The newly passed "Fair Consideration Framework" takes on discriminatory job advertisements to ensure that Singaporeans get an equal opportunity for each vacancy. No potential employer is allowed to express preference for applicants of foreign origins.
Perhaps in principle, the requirement to give Singaporeans a fair chance is a sensible one, as anecdotal evidence suggests that some employers tend hire people of their own nationality, overlooking Singaporeans who may be equally qualified.

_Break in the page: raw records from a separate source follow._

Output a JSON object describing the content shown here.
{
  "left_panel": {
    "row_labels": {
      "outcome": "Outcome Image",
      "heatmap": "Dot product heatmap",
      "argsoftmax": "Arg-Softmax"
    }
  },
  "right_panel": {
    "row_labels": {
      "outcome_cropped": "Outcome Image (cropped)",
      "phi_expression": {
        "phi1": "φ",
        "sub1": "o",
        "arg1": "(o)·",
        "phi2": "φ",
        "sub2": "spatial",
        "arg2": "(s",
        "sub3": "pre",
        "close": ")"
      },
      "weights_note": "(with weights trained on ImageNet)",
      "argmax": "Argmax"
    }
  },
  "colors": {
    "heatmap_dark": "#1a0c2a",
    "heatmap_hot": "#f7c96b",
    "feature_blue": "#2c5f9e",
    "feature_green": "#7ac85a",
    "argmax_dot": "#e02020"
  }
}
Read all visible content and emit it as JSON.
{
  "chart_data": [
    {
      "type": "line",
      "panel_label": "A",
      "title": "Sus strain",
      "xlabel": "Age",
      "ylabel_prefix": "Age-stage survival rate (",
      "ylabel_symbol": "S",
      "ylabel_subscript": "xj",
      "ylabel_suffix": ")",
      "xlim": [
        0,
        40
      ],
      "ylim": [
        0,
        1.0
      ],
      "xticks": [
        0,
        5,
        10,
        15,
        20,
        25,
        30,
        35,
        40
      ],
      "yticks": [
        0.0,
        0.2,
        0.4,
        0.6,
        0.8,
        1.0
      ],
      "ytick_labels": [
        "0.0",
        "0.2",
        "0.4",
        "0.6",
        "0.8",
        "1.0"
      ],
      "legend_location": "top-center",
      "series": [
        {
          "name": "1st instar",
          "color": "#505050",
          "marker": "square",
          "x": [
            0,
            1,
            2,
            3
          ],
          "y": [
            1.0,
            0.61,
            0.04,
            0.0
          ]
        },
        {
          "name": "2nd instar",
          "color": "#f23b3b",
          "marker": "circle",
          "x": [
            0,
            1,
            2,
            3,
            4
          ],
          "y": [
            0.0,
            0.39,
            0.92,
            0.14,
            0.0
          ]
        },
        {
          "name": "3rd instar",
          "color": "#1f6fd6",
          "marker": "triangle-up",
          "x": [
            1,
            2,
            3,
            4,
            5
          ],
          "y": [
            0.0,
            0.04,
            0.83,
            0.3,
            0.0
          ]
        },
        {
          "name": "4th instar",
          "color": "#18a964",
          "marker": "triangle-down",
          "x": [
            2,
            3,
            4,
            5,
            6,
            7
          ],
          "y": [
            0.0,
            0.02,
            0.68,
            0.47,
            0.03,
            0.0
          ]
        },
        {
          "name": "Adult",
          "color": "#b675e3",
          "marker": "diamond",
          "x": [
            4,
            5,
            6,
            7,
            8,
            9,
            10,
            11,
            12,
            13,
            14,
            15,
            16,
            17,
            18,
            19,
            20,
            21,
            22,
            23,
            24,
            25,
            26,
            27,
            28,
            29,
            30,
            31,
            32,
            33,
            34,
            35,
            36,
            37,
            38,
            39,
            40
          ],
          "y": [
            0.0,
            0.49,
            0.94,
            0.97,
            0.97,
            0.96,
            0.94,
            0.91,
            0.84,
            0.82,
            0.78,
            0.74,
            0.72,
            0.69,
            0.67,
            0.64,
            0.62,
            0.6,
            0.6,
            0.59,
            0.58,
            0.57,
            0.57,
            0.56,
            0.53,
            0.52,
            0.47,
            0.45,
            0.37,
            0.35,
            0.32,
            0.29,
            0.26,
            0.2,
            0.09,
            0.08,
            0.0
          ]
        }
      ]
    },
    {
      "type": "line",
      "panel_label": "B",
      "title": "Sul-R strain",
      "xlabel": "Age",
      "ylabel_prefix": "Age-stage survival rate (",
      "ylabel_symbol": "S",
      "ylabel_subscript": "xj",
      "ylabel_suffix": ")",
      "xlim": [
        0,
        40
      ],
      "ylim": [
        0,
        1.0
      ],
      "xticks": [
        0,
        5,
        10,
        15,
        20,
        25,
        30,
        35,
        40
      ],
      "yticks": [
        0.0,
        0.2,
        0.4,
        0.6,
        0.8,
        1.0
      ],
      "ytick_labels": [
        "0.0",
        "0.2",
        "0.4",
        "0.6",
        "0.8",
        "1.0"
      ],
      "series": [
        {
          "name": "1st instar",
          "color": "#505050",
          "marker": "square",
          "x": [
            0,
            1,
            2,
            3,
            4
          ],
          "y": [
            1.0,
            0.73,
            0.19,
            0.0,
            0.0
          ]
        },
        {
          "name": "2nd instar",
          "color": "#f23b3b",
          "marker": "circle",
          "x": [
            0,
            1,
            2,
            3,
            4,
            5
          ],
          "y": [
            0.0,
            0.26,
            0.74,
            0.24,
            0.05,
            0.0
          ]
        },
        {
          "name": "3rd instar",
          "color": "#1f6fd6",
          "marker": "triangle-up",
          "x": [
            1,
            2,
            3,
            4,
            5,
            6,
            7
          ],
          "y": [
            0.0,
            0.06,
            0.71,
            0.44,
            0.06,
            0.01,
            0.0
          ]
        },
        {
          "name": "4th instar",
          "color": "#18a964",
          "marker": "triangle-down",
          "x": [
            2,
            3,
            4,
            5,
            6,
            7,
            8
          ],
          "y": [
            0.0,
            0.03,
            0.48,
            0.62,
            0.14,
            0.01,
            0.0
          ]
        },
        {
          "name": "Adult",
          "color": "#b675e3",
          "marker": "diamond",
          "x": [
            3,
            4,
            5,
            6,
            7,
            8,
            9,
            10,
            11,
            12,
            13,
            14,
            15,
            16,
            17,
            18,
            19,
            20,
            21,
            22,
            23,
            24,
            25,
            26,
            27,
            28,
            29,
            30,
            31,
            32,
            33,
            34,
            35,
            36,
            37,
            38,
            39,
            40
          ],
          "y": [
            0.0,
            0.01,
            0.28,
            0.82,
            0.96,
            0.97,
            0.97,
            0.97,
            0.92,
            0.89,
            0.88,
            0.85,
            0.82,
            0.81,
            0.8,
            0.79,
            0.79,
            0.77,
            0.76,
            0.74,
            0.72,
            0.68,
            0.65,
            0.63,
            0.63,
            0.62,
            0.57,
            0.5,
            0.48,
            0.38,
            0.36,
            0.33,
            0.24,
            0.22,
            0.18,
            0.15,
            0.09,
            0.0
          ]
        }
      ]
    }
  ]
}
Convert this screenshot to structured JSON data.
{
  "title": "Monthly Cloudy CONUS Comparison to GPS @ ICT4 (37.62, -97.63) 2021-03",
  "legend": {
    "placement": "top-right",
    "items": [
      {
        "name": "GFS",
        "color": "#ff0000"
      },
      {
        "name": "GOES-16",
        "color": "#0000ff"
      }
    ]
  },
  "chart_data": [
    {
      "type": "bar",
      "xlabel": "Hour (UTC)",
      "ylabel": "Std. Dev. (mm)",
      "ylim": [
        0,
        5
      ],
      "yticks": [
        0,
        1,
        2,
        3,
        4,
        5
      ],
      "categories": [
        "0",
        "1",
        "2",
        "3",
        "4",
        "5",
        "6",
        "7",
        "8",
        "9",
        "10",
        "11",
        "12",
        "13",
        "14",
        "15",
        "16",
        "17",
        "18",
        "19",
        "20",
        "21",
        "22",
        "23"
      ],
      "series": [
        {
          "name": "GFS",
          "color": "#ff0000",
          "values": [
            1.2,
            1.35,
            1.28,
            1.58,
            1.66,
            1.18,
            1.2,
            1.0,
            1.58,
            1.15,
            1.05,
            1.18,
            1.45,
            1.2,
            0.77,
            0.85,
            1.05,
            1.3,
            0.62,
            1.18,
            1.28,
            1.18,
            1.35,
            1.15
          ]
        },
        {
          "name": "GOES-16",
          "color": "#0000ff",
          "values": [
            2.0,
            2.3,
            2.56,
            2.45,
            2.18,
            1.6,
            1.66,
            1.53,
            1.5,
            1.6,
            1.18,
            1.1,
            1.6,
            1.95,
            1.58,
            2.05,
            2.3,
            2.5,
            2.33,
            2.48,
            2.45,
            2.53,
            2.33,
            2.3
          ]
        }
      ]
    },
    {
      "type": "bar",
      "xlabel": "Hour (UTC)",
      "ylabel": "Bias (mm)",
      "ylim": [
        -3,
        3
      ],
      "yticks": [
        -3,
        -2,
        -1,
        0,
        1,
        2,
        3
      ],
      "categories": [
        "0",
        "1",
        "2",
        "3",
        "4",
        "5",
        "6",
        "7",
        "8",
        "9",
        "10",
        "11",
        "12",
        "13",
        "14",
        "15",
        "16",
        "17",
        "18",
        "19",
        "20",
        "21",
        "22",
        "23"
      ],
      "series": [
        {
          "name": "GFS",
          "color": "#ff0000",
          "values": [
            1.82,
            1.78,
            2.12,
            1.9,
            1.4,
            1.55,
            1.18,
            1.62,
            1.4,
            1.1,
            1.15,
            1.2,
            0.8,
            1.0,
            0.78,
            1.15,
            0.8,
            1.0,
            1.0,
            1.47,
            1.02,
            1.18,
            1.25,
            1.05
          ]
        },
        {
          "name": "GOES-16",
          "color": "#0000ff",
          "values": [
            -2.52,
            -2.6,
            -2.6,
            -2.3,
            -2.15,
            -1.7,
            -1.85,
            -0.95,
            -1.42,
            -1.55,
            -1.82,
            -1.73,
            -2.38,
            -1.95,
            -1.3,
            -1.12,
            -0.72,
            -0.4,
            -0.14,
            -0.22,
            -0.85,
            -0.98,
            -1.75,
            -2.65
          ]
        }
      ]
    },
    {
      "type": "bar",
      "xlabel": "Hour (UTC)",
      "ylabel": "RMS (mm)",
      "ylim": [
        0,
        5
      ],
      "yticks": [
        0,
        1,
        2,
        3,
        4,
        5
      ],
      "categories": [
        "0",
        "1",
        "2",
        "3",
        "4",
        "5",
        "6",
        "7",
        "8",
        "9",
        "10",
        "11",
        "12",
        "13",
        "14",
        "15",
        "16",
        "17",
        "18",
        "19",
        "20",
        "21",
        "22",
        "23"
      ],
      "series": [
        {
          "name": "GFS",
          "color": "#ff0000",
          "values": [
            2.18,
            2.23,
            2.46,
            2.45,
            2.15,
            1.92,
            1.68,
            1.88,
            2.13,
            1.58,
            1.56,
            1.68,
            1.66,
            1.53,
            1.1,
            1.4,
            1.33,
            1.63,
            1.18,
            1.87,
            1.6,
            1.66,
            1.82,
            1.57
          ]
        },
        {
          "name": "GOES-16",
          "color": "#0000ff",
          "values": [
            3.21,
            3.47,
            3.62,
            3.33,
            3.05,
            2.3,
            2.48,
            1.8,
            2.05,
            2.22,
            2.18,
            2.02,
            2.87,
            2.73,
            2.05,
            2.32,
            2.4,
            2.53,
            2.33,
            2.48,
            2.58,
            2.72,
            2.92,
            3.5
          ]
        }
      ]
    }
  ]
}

However, the actual implementation of these guidelines baffles me, especially how these guidelines restrict the way these advertisements are phrased, and what is perceived as discriminatory language.
It is commonly recognized that language conveys more than their literal meaning, and hence it could be exploited to hint rather than convey, and thereby pass on certain hidden agenda that would make sense only to those who are cued into the intended, true messages. Still, the new guidelines seem to take this concept to the extreme, by claiming discrimination in sentences that seem perfectly innocuous to me. Take for example:
"Singaporeans and Permanent Residents are welcome to apply".
This is no longer allowed under the Framework as it supposedly suggests that bias for foreigners. How does one arrive at this interpretation? I would have thought that it meant that Singaporeans are welcome!
As rumblings of discrimination continue, I worry that we overreact by perceiving it everywhere, or worse, claiming victimization for our own failings. After all, it must be accepted that not every Singaporean would be suitable for the jobs that are available, even if they happen to be unemployed.